You can change your Save operation to add a delimiter between tuple value 1 and tuple value 2, or parse the string (:v1, :v2).
val d = spark.sparkContext.textFile(fileName)
val myMap = d.map(s => {
val parsedVals = s.substring(1, s.length-1).split(",")
(parsedVals(0), parsedVals(1))
}).collect.toMap
Alternatively, you can change your save operation to create a delimiter (like a comma) and parse the structure that way:
itemMap.toSeq.map(kv => kv._1 + "," + kv._2).saveAsTextFile(fileName)
val myMap = spark.sparkContext.textFile("trash3.txt")
.map(_.split(","))
.map(d => (d(0), d(1)))
.collect.toMap
Method "collectAsMap" exists in "PairRDDFunctions" class, means, applicable only for RDD with two values RDD[(K, V)].

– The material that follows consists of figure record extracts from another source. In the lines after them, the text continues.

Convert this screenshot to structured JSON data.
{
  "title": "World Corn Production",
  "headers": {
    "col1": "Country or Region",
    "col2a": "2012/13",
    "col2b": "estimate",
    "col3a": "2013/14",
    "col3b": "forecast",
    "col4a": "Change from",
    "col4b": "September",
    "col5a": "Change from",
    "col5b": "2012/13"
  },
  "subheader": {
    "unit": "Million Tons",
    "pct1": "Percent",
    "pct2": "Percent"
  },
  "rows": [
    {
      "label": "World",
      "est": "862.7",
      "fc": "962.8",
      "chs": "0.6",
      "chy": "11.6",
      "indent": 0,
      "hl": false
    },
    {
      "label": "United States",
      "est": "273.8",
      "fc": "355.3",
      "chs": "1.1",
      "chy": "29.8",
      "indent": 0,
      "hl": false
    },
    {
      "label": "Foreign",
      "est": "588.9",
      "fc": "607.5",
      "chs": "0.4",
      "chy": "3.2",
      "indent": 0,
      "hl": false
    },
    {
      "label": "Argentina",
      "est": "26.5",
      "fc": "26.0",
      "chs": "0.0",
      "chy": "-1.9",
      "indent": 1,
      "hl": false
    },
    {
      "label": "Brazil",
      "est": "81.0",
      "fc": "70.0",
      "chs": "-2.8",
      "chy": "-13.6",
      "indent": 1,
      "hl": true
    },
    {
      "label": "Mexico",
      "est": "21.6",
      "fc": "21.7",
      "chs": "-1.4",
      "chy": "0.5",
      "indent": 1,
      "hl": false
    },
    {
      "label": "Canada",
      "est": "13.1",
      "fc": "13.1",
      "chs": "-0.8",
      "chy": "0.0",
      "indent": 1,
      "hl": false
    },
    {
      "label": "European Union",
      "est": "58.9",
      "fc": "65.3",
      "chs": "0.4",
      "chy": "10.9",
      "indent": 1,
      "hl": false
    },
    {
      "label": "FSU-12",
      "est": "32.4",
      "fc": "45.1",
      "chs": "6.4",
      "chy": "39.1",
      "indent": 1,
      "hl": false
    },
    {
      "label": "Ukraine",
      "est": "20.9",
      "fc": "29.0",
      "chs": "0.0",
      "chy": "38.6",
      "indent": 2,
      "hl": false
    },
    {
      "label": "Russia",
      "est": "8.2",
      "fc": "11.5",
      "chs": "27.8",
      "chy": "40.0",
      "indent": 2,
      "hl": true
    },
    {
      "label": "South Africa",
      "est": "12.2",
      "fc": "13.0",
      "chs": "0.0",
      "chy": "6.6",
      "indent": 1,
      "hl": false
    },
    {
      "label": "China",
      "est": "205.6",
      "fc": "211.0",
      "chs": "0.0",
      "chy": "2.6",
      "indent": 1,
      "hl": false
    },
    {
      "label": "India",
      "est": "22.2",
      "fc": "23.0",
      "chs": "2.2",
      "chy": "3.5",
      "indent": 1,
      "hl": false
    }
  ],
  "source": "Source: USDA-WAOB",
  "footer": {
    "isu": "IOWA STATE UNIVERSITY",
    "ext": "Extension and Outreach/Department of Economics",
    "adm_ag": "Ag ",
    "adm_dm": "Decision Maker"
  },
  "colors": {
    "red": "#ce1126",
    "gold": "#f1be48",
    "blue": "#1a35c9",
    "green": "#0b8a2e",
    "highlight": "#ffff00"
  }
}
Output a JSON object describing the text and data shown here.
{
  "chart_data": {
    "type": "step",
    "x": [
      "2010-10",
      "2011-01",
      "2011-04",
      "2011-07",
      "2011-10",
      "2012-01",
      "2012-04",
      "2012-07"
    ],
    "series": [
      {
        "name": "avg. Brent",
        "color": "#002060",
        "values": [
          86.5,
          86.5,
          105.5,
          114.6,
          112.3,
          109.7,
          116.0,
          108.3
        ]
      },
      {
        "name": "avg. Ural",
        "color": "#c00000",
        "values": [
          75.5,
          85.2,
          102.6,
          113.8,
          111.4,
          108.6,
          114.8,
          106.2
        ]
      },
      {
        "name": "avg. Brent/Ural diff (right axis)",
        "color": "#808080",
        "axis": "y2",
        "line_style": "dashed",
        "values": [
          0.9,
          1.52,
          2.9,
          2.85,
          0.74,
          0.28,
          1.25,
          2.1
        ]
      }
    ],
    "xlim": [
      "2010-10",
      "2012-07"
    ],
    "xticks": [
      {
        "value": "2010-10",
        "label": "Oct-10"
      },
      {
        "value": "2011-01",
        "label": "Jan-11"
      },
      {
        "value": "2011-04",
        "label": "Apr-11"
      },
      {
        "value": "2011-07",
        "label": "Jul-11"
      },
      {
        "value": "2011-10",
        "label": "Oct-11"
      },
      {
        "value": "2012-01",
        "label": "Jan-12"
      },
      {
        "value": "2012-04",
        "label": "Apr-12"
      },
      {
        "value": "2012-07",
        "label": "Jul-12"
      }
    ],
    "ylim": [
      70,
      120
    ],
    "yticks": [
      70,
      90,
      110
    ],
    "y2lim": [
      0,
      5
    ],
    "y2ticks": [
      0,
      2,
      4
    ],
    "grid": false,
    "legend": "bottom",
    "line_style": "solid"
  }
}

If this function call is required, can be organized with code below. Dataframe is used for store in csv format ant avoid hand-made parsing
val originalMap = Map("x" -> 1, "y" -> 2)
// write
sparkContext.parallelize(originalMap.toSeq).coalesce(1).toDF("k", "v").write.csv(path)
// read
val restoredDF = spark.read.csv(path)
val restoredMap = restoredDF.rdd.map(r => (r.getString(0), r.getString(1))).collectAsMap()
println("restored map: " + restoredMap)
Output:
restored map: Map(y -> 2, x -> 1)